Here we are again, ready to blacken the Sabbath with some new things you might not have heard, the kind of things that would ruin most people’s days but I hope will turn yours into warming bonfires. Well, maybe not warming, more like incinerating, but still welcome I hope. What’s ahead is a new stand-alone single, a couple of tracks from a forthcoming album, and two just-released full-lengths.
Neill Jameson has made a name for himself as a music writer, often wise-cracking, irreverently cynical, and creatively foul-mouthed but with a finely-honed and widely respected taste that makes lots of people pay attention to his recommendations of underground gems. We’ve benefited from that here ourselves, usually through his year-end lists for our site but also at other times when he’s been moved to send something our way.
But before he made a name for himself in those ways, he and his band Krieg made a name for themselves in the annals of U.S. black metal. Krieg‘s musical output, beginning with their debut album in 1998 (recently reissued by The Devil’s Elixirs Records), ran in a hot, year-after-year torrent through 2018, mostly splits and EPs but with 7 more albums also scattered along the way. Then there was a four-year pause before 2022 brought forth a split with Crucifixion Bell, which demonstrated in electrifying fashion that although Time may have aged Krieg‘s members, it definitely hasn’t dulled their knives or moderated their musical savagery.
And now we’ve got a new Krieg single named “Bone Whip,” which is captured on one of those flexi-discs in the new issue of Decibel magazine (the one with Mizmor on the cover, available for purchase here). As disclosed at Decibel’s site, the song was recorded during the sessions for Krieg‘s next album (the name of which is Ruiner), but won’t be included on that album.
For those who don’t have the flexi-disc, Decibel also made the song available for sharable streaming, and so you’ll get the chance to hear it below. I could probably just repeat that comment about what Time hasn’t taken away from Krieg, but Time has added something too.
The music is grim and mean, the vocals incinerating, the drumming stripped-down and feral, but as the blistering and blazing riffing rises and falls it seems to channel beleaguered and desperate moods too, a feeling that comes through even more strongly when the lead guitar rings and wails. It’s angry music, but an anger born from frustration and loss, and not much hope for a brighter day to come. (Well, that’s how I hear it.)

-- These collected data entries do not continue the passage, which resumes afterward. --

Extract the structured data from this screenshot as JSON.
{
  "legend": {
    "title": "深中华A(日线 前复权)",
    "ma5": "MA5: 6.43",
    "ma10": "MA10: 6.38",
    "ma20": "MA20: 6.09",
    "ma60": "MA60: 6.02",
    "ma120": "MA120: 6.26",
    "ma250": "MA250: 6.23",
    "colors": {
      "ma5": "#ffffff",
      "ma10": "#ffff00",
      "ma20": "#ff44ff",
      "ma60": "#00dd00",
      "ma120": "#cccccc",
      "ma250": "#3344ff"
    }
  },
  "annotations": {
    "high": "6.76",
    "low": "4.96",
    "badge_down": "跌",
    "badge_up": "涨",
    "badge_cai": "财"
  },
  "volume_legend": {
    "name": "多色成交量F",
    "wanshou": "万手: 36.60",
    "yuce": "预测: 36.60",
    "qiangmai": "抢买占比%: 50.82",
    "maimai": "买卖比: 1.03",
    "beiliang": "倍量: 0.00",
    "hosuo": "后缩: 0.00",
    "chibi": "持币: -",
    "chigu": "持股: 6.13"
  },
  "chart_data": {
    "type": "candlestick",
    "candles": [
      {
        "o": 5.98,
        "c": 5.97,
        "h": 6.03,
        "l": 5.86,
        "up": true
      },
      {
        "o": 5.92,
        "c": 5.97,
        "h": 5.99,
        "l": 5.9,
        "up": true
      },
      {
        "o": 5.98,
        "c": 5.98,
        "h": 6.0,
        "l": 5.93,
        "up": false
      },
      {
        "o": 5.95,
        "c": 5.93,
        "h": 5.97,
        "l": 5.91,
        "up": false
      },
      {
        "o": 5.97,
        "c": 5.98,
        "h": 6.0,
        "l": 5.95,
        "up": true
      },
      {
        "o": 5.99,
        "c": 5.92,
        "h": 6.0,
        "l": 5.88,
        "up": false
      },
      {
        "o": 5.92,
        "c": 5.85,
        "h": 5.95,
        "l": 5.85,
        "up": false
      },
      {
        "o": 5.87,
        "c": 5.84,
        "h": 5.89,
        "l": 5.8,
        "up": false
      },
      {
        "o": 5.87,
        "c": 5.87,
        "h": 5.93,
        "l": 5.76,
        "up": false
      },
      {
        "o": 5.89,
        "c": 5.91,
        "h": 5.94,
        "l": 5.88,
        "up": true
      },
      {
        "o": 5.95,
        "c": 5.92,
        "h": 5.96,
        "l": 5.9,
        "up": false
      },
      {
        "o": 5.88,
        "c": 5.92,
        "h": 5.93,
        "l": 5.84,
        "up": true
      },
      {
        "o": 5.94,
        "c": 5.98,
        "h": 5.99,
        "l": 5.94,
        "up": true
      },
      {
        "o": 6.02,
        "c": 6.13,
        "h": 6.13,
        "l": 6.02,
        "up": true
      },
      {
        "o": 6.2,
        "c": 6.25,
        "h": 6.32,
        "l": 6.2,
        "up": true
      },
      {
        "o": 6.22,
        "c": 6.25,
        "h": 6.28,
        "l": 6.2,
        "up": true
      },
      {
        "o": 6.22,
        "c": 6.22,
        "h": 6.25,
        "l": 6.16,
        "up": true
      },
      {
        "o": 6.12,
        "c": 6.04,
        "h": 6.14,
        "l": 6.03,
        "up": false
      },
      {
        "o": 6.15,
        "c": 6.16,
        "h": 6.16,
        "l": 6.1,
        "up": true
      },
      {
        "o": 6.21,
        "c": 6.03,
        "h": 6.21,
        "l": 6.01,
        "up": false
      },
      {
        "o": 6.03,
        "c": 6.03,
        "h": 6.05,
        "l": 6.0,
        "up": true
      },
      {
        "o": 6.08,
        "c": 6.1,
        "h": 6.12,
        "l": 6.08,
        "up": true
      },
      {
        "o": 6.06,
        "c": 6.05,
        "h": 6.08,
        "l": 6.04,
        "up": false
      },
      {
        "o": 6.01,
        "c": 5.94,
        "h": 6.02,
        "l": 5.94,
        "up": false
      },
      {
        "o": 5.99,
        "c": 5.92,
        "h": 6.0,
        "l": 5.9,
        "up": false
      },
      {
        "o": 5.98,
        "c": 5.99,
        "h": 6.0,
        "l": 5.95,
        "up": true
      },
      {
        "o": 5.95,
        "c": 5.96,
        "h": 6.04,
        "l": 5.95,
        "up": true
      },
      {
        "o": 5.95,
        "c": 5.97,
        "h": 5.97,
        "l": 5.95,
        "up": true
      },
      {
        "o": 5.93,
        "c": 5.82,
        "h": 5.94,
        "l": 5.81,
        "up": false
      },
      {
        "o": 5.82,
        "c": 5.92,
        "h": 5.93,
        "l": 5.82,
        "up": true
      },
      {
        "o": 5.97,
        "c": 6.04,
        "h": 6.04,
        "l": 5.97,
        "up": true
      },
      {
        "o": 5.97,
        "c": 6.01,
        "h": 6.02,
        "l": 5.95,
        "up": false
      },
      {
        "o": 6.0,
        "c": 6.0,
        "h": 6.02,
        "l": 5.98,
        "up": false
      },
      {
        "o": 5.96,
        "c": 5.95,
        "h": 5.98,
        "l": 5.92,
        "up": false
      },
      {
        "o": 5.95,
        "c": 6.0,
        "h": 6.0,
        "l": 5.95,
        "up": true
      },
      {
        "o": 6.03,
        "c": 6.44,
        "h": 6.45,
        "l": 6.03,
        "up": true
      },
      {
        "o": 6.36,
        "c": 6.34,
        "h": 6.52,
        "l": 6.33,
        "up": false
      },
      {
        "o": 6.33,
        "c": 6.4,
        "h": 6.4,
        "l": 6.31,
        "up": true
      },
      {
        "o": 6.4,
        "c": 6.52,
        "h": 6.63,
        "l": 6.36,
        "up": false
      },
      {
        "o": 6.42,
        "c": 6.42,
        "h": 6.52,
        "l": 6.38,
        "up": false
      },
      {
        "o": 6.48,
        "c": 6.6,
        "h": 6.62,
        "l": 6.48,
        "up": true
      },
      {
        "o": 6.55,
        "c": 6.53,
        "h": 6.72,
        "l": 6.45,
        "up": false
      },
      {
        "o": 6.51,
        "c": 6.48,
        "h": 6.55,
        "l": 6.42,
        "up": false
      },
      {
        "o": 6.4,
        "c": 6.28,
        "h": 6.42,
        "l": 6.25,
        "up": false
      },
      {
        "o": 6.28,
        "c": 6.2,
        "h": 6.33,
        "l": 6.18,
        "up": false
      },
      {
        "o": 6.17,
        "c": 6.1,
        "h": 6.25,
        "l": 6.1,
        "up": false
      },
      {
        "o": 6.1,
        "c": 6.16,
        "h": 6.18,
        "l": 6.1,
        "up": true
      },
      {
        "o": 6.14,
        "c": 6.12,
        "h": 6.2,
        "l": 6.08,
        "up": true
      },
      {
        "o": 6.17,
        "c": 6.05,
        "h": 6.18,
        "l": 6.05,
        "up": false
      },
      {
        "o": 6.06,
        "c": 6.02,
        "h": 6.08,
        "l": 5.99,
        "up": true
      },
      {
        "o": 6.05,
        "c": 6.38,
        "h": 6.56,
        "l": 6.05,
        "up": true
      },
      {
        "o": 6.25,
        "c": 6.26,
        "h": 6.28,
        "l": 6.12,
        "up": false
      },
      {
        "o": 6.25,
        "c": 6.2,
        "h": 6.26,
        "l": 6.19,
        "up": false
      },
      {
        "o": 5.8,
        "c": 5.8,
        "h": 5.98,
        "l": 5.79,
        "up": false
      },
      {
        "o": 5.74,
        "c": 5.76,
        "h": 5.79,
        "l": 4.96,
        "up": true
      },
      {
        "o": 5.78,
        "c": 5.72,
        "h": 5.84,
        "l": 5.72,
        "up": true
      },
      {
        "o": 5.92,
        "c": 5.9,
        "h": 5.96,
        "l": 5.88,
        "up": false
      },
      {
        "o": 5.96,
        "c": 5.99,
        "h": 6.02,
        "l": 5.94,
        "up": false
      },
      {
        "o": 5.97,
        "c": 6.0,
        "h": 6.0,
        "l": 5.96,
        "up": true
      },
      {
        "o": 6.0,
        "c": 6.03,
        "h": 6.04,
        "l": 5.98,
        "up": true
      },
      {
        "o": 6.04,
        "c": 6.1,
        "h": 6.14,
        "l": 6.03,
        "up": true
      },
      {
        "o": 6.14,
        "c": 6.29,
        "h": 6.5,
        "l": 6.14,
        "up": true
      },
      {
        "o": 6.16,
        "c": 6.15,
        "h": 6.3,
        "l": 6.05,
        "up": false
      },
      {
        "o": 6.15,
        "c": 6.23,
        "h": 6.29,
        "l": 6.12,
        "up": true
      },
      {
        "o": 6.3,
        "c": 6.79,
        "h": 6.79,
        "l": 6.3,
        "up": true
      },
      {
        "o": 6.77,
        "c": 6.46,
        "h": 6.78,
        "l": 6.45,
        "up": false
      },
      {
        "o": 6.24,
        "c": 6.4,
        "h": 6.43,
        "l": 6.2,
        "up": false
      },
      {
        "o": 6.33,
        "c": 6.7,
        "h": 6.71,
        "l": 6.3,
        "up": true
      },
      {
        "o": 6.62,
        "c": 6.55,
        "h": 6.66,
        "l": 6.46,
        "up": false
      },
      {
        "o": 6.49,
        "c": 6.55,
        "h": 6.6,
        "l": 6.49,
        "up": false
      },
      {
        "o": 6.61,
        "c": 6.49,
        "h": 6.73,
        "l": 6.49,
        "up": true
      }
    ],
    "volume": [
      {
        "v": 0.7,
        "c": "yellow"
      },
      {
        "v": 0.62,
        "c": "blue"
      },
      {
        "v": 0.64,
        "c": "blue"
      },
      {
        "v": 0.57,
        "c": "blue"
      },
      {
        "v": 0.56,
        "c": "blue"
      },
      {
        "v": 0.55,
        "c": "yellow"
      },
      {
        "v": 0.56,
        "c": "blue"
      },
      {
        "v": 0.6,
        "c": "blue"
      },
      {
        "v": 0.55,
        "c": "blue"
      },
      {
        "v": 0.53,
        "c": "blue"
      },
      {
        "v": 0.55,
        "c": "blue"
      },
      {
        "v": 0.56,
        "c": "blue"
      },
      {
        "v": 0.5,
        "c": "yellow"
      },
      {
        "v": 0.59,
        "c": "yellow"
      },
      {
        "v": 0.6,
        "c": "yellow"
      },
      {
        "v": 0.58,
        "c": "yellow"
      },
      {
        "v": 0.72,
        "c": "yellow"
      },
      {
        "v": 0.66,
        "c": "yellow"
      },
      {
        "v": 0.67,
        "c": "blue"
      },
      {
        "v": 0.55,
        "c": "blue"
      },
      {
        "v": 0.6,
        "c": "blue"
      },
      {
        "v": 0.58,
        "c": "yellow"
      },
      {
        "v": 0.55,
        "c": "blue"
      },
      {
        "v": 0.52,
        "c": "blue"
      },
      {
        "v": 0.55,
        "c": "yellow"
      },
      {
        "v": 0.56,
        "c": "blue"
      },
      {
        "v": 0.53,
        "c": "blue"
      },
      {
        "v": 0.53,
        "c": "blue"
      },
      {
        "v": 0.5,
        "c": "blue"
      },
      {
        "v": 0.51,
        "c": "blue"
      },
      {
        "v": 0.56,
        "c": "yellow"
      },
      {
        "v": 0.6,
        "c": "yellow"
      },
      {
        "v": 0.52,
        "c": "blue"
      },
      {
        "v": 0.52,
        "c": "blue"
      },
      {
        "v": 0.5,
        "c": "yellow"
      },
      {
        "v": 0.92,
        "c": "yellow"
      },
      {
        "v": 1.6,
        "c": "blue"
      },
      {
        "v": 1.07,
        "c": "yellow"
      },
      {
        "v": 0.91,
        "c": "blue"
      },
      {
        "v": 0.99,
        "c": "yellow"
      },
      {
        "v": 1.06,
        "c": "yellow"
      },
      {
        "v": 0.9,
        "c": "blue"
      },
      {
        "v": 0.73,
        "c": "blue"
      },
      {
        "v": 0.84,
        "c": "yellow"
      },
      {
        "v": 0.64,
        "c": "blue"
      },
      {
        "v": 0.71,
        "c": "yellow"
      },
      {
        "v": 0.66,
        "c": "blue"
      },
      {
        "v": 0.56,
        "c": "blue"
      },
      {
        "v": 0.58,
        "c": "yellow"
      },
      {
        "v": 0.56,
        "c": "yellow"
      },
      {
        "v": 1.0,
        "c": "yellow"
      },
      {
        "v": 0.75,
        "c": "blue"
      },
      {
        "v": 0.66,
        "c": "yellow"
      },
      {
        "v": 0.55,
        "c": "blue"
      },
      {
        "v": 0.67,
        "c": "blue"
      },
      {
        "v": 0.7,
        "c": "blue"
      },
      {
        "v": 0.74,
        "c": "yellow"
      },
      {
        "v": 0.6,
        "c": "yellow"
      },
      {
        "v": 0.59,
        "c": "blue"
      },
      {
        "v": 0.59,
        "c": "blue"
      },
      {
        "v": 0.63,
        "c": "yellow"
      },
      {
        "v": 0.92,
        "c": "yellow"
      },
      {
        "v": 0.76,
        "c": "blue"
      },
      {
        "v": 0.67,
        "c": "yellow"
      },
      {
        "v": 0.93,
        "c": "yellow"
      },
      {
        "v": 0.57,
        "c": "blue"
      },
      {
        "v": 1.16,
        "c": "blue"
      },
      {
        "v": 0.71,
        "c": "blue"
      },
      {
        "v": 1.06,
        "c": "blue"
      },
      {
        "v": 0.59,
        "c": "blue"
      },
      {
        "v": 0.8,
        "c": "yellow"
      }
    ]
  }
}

Ruiner will be released by Profound Lore Records, and it seems likely that will happen later this year.
My pal DGR has been known to label some album-opening songs “barriers to entry”, not because they turn you off to the idea of going further but because they’re so damned good you get stuck on them, listening repeatedly. “Волчья Несыть (Wolfish Hunger)” is exactly that kind of song.
This track is the first one on Deathmoor‘s new album Котлован / The Pit, which they released just two days ago but which seems to have been gestating a very long time. I listened to it half a dozen times, in fairly rapid succession, before forcing myself to see what would come next.
The drumming is a key reason why I kept listening. It sounds loose rather than machine-precise, and for most of the song it’s on a mad tear, but its athleticism (for want of a better word) is jaw-dropping. Even when the song slows down for the final three minutes and the bass plays a more prominent role, the drumming is remarkable in a different way.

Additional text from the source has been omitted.